TOO-MUCHNESS AND GUILT-FREE LUXURY
And yet it’s never enough.
by Marko.
As an example:

Beyeren
Here are certain paraphrases or memories of a book I’ve read a while ago. Appreciate the immediacy of my twisted memory and imagination, please. You can hold it against me, if you so desire.
May a Vuitton nurse help us all. Or a purse.
Desire is a very peculiar thing, I hear you say. Well, you’re right. It is very odd, very strange. Of course, it has nothing to do with the simplicity of wishing or wishes. Desire is a mechanism that twists and distorts. The presence of desire is nothing but the distortion or modification of an element by the presence of another one. Find it in the repetitive element of your mind, in the twist, the distortion, the opacity. In the supposedly redundant. In luxury? In what needs not to be there? The last thing to come, the first thing to go – as they say. For most anyway. A necessity that begins where all necessity ends – as spoken by Coco But it gives so much pleasure, it is so supremely satisfying, even if only for a while. Little nothings. Doing nothing, like smoking. Cigarettes are sublime – or so they say. Just don’t take pleasure in them too loudly, too obviously. Too much pleasure sparks up envy, resentment and disgust. We can’t have equality based on that.

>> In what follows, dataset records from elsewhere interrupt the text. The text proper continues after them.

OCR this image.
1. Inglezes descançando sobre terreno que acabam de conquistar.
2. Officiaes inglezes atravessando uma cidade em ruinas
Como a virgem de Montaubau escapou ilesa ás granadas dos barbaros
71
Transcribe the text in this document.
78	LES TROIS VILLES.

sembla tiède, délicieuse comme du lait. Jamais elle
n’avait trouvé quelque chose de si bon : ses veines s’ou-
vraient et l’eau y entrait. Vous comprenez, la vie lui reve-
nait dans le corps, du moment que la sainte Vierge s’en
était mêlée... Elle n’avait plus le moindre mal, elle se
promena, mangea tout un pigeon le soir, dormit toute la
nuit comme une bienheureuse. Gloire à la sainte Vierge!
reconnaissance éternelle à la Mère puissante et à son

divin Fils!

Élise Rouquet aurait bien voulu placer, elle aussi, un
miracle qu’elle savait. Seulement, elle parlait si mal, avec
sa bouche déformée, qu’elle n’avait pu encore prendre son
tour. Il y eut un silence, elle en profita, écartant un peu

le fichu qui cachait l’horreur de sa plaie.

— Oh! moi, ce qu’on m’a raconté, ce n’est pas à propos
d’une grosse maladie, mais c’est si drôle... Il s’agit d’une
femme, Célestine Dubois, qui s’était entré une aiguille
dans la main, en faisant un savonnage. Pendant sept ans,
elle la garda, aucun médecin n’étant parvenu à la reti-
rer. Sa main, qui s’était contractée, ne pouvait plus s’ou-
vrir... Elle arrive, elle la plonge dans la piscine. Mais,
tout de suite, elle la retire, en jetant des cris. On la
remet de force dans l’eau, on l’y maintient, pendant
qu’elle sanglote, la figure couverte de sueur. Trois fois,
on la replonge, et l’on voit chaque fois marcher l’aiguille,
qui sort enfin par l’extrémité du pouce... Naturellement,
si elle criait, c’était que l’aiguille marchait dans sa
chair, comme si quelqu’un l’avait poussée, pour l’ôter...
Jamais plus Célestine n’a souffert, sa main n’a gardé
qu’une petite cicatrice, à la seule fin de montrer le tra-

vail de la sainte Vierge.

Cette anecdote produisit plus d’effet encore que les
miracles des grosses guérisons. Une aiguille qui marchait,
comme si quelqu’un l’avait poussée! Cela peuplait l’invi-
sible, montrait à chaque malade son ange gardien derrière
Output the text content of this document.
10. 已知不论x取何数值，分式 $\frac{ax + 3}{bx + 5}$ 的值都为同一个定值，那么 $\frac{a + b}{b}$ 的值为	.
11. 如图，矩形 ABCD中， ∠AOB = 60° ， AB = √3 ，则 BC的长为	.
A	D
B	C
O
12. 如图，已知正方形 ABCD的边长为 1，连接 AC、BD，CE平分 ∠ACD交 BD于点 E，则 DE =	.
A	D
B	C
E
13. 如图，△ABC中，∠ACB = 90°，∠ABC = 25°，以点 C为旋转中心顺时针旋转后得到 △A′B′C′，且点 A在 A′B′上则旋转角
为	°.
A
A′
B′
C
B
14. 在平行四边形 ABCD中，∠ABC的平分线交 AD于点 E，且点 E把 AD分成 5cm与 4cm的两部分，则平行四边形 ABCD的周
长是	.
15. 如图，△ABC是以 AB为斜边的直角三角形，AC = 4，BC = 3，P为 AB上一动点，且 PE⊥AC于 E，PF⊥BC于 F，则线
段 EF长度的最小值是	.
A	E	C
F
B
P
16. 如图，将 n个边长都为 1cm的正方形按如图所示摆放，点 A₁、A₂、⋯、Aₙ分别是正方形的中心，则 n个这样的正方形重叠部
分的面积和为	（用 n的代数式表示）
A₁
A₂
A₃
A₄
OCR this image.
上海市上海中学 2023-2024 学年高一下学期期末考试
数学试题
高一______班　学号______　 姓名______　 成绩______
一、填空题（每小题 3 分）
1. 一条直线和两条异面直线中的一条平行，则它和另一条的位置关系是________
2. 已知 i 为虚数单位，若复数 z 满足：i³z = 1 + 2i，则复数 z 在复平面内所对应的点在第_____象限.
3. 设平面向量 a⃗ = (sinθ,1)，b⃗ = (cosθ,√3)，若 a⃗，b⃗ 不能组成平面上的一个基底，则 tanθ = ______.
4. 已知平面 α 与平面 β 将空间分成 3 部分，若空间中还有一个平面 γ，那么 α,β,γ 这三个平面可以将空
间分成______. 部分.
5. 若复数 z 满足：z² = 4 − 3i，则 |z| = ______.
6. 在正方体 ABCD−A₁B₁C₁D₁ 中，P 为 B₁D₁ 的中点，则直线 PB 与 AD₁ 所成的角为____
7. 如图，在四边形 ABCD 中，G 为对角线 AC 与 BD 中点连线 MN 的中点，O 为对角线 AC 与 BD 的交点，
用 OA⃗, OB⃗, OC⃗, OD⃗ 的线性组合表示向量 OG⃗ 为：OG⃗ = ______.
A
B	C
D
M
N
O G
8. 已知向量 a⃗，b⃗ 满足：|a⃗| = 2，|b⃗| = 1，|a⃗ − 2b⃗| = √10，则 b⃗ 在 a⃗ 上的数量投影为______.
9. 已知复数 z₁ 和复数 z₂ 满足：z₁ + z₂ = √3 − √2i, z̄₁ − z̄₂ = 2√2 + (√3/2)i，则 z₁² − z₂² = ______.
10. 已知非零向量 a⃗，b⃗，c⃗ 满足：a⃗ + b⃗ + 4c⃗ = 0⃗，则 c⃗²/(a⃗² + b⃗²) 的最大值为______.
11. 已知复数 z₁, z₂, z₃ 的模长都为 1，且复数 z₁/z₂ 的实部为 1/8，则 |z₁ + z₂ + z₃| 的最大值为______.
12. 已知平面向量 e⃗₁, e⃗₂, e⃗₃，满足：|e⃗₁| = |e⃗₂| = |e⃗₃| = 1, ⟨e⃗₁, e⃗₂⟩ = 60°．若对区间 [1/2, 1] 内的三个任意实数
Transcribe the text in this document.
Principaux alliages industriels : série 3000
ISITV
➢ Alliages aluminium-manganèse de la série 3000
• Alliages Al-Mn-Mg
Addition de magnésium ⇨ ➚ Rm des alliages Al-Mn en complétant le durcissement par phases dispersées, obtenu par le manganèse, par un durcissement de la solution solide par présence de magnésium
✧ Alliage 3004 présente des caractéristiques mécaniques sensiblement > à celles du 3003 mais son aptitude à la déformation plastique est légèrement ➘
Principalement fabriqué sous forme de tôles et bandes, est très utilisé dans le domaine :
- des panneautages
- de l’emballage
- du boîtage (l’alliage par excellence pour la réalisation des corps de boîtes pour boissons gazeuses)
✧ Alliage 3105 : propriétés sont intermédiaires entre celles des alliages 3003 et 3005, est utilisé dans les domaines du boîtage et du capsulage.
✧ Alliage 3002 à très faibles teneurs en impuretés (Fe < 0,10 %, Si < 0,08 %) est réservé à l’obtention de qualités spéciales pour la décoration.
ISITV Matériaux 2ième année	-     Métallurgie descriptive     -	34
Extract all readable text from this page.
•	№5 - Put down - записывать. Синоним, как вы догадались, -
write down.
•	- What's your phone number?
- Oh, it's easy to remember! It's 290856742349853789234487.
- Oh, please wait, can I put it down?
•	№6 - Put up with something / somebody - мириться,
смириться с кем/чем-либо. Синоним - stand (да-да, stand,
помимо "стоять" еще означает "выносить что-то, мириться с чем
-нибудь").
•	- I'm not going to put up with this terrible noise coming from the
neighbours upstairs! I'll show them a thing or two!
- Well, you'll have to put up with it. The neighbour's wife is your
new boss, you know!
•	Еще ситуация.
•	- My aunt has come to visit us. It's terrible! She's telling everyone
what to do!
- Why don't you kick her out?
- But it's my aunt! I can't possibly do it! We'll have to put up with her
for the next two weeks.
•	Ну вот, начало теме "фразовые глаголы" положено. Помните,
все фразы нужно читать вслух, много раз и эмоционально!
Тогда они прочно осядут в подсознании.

Like looking at a Russian billionnaire buying a Mercedes covered entirely with Swarovski crystals.

I hear that some now talk of »ethical luxury«, of »deep luxury«. Which sounds like alcohol-free beer or if you’re French: cheese from non-pasteurized milk. A product deprived (is that the right word?) of its supposedly malignant property. Guilt-free luxury (think Stella McCartney, etc.). The bad needs to be immediately countered, even with a clash of opposites in one product: you’ll have a beer, but no alcohol. There is something utterly false about this. Close to luxury posing as restraint (in delirious amounts of cashmere): Luxury or restraint? Yes, please!
(My notions about luxury are perhaps best seen and explained by two examples. One is the film (or Isak Dinesen story) Babette’s Feast (you’ll see when you see it, from danger to its religious aspect, even with a reconciliatory side), the other I will give now. Take a dream, a dream may be an obvious wish, yet completely distorted. You are freezing and starving, caught in the snow of the North Pole. You fall asleep. But you don’t simply dream of a bed, and a piece of bread. Simple food or shelter. No, your wish is an alibi for true fulfillment, for dreaming about a bowl of caviar and a four-poster bed.)
So…
Giving pleasure. Selling pleasure. Controlling via pleasure. Now take a look at this fashion cornucopia. Is this the opposite: unabashed pleasure?

Vuitton Spring Summer 08
You can almost imagine her saying: »Come closer, don’t be afraid, I won’t hurt you.« Then take a look:



Vuitton Spring Summer 08



Galliano Spring Summer 08



Treacy for McQueen Spring Summer 08
Walking piles of fabric, of layers, colors, accessories, makeup. Saturation, sensation (as in: attack on the senses), and a certain flatness, even fading. It won’t last. Desire is here just to promote and sustain itself, not the objects it picks along its curvy ways.
You don’t have to feel guilty.









































a song for you Marko:
www.youtube.com/watch?v=FUfqXrUBnNg
“Don’t think, don’t think, don’t think, go buy, go buy, go buy”
Ooooh, thank you soooo much!
I just think that the guilt factor behind the ethical (stylishly aware) luxury is a fake that hides a true guilt, hidden in the unnecessary expenditure. Pure unabashed expenditure, no utilitarian mark to it. I have nothing against ecology, etc., of course not. I do have a problem with false restraint, and true problems, like ecology and black market labor, being used to mask something more uncanny (guilt is a negative sign of enjoyment: don’t think…where you don’t know what you do, you enjoy). Present more and more, to the point where the upper class acts as “one of them”. Now, so-called minimalism is seen as restraint, and showing awareness through silent dressing. Hey, we’re wearing the same coat, but mine’s cashmere. I know this is all too short to be truly developped, but I’m simply saying that you need to get to the core of this “movement” (also present in the ever-evolving charity aspect).
Here’s a special link that truly develops the mentality of all this “ethical” luxury, and the give and take aspect. They say that giving is a gift to the giver. It makes you feel like an OK person, etc. That to me is awful ad ultimately ego-centric: you do right because it is right, period. But no, they have to somehow link it to their golden soul, drowning the act of giving in selfless self-promotion and the promotion of their selflessness. That’s how I notice a fake: when someone starts to justify good deeds with the special inner feeling it gives them. This reduces charity to psychotherapy.
If it’s right, you do it, and there’s nothing to it but the act.